Lessons of Japan's atrocities
Thursday's official ceremony in Nanjing, Jiangsu province, was the focal point for remembrance of the 1937 massacre, unleashed when the Japanese Imperial Army entered what had been the Chinese capital.
For people in this city and the rest of China, the enormous psychological scars still remain.
This does not mean that we're a nation that holds a grudge. Nanjing rolled out the welcome mat for Japanese Emperor Akihito in 1992 during the first visit to China by a Japanese monarch. He issued a statement of regret for the suffering Japan caused.
That was official recognition by Japan of what it had done to the city.
Influential right-wing politicians in Japan still deny the massacre or call the number of deaths - 300,000 - a vast exaggeration.
This does not allow for healing of the wounds that are deep in Chinese people's hearts.
The Japanese army's assault on Nanjing began 75 years ago this week. History tells that for a six-week period after the Japanese soldiers captured the city, they raped and murdered civilians and committed wholesale slaughter of Chinese prisoners of war.
Even to this day, despite eyewitness testimony from journalists and Japanese soldiers that confirms the atrocities, Japanese right-wing political parties and nationalists still consider the "Rape of Nanking" nothing more than an elaborate hoax, while Takashi Kawamura, the mayor of Nagoya, called the Japanese army's mass murders and rapes in Nanjing "conventional acts of war".
Japan's Education Ministry has banned Japanese history textbooks that include the Nanjing atrocities. It claims that there is no evidence supporting the Chinese claim that 300,000 people were killed in Nanjing.
Japanese censorship of school textbooks regarding the incident panders to the Japanese right-wing politicians' most disgusting tendencies toward historical revisionism.
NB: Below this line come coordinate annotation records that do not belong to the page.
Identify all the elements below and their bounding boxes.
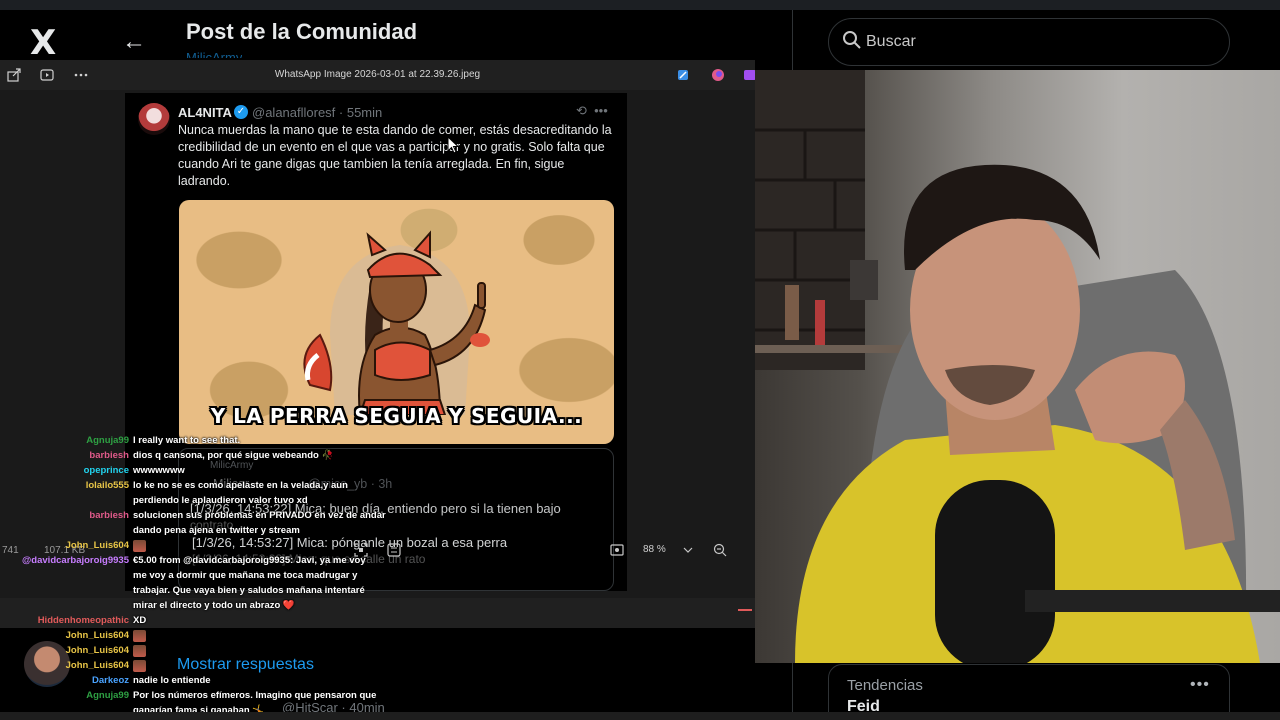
chat-username[interactable]: opeprince: [84, 463, 129, 478]
browser-tab-strip: [0, 0, 1280, 10]
chat-message-text: mirar el directo y todo un abrazo ❤️: [133, 600, 295, 611]
meme-caption: Y LA PERRA SEGUIA Y SEGUIA...: [210, 404, 583, 428]
verified-icon: ✓: [234, 105, 248, 119]
chevron-down-icon[interactable]: [681, 543, 695, 557]
tweet-author-name: AL4NITA: [178, 105, 232, 120]
chat-message-text: solucionen sus problemas en PRIVADO en v…: [133, 510, 386, 521]
chat-emote-icon: [133, 540, 146, 552]
chat-message-text: nadie lo entiende: [133, 675, 211, 686]
chat-message-text: dando pena ajena en twitter y stream: [133, 525, 300, 536]
adjust-icon[interactable]: [387, 543, 401, 557]
chat-username[interactable]: John_Luis604: [66, 628, 129, 643]
grok-icon: ⟲ •••: [576, 103, 608, 118]
trends-title: Tendencias: [847, 677, 923, 694]
chat-message-text: €5.00 from @davidcarbajoroig9935: Javi, …: [133, 555, 366, 566]
mouse-cursor-icon: [447, 136, 459, 154]
chat-message: perdiendo le aplaudieron valor tuvo xd: [0, 493, 380, 508]
chat-emote-icon: [133, 660, 146, 672]
edit-icon[interactable]: [675, 67, 691, 83]
chat-username[interactable]: lolailo555: [86, 478, 129, 493]
meme-character-illustration: [303, 230, 490, 415]
chat-message: barbiesh dios q cansona, por qué sigue we…: [0, 448, 380, 463]
taskbar: [0, 712, 1280, 720]
chat-message: dando pena ajena en twitter y stream: [0, 523, 380, 538]
chat-message: Agnuja99 I really want to see that.: [0, 433, 380, 448]
chat-message: trabajar. Que vaya bien y saludos mañana…: [0, 583, 380, 598]
chat-message-text: me voy a dormir que mañana me toca madru…: [133, 570, 358, 581]
chat-message-text: XD: [133, 615, 147, 626]
chat-message: John_Luis604: [0, 643, 380, 658]
chat-message-text: trabajar. Que vaya bien y saludos mañana…: [133, 585, 365, 596]
zoom-slider[interactable]: [738, 609, 752, 611]
chat-message: Darkeoz nadie lo entiende: [0, 673, 380, 688]
chat-message-text: wwwwwww: [133, 465, 185, 476]
chat-message-text: I really want to see that.: [133, 435, 241, 446]
webcam-feed: [755, 70, 1280, 663]
chat-username[interactable]: barbiesh: [89, 508, 129, 523]
x-logo[interactable]: X: [30, 26, 56, 60]
chat-username[interactable]: Darkeoz: [92, 673, 129, 688]
chat-message-text: perdiendo le aplaudieron valor tuvo xd: [133, 495, 308, 506]
tweet-text: Nunca muerdas la mano que te esta dando …: [178, 123, 612, 188]
copilot-icon[interactable]: [710, 67, 726, 83]
stream-chat-overlay: Agnuja99 I really want to see that. barbie…: [0, 433, 386, 720]
chat-username[interactable]: @davidcarbajoroig9935: [22, 553, 129, 568]
tweet-handle: @alanaflloresf · 55min: [252, 105, 383, 120]
chat-message: John_Luis604: [0, 538, 380, 553]
streamer-webcam-illustration: [755, 70, 1280, 663]
chat-username[interactable]: John_Luis604: [66, 643, 129, 658]
back-arrow-icon[interactable]: ←: [120, 28, 148, 56]
chat-message: barbiesh solucionen sus problemas en PRIV…: [0, 508, 386, 523]
tweet-avatar: [138, 103, 170, 135]
search-icon: [843, 31, 861, 49]
zoom-out-icon[interactable]: [713, 543, 727, 557]
chat-message: mirar el directo y todo un abrazo ❤️: [0, 598, 380, 613]
chat-username[interactable]: barbiesh: [89, 448, 129, 463]
chat-message-text: lo ke no se es como apelaste en la velad…: [133, 480, 348, 491]
more-icon[interactable]: •••: [1190, 676, 1210, 694]
chat-username[interactable]: John_Luis604: [66, 658, 129, 673]
viewer-filename: WhatsApp Image 2026-03-01 at 22.39.26.jp…: [274, 69, 481, 80]
fit-icon[interactable]: [610, 543, 624, 557]
search-placeholder[interactable]: Buscar: [866, 33, 916, 51]
community-name[interactable]: MilicArmy: [186, 50, 242, 58]
chat-username[interactable]: John_Luis604: [66, 538, 129, 553]
chat-username[interactable]: Agnuja99: [86, 688, 129, 703]
chat-message: John_Luis604: [0, 658, 380, 673]
chat-message: me voy a dormir que mañana me toca madru…: [0, 568, 380, 583]
chat-message: opeprince wwwwwww: [0, 463, 380, 478]
chat-emote-icon: [133, 630, 146, 642]
chat-emote-icon: [133, 645, 146, 657]
chat-username[interactable]: Agnuja99: [86, 433, 129, 448]
viewer-toolbar: WhatsApp Image 2026-03-01 at 22.39.26.jp…: [0, 60, 756, 90]
chat-message: Agnuja99 Por los números efímeros. Imagin…: [0, 688, 380, 703]
chat-message: @davidcarbajoroig9935 €5.00 from @davidca…: [0, 553, 380, 568]
chat-message: John_Luis604: [0, 628, 380, 643]
zoom-level[interactable]: 88 %: [643, 544, 666, 555]
chat-message: lolailo555 lo ke no se es como apelaste e…: [0, 478, 380, 493]
chat-message-text: Por los números efímeros. Imagino que pe…: [133, 690, 377, 701]
chat-message-text: dios q cansona, por qué sigue webeando 🥀: [133, 450, 334, 461]
page-title: Post de la Comunidad: [186, 19, 418, 44]
chat-message: Hiddenhomeopathic XD: [0, 613, 380, 628]
chat-username[interactable]: Hiddenhomeopathic: [38, 613, 129, 628]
Japan's Liberal Democratic Party leader Shinzo Abe, odds-on to be his country's next prime minister, not only paid homage this year to the Yasukuni Shrine that worships class-A war criminals, but also wants to rewrite what Japanese conservatives see as overly apologetic accounts of Japan's wartime past.
However, Japan should understand that its image and honor shouldn't be built on lies. If it wants to be accepted by the world community as Germany is, it should make such denials of war atrocities a crime, as Germany has done, instead of trying to whitewash its countrymen's massacres and rapes.
Kai Satoru, the son of a Japanese soldier who served in China, came to Nanjing for the observation of its darkest period on Thursday. "I am here to admit the crimes. They (Japanese soldiers) competed to kill people," he said.
We see conscience and a sense of right and wrong in him but not in his country.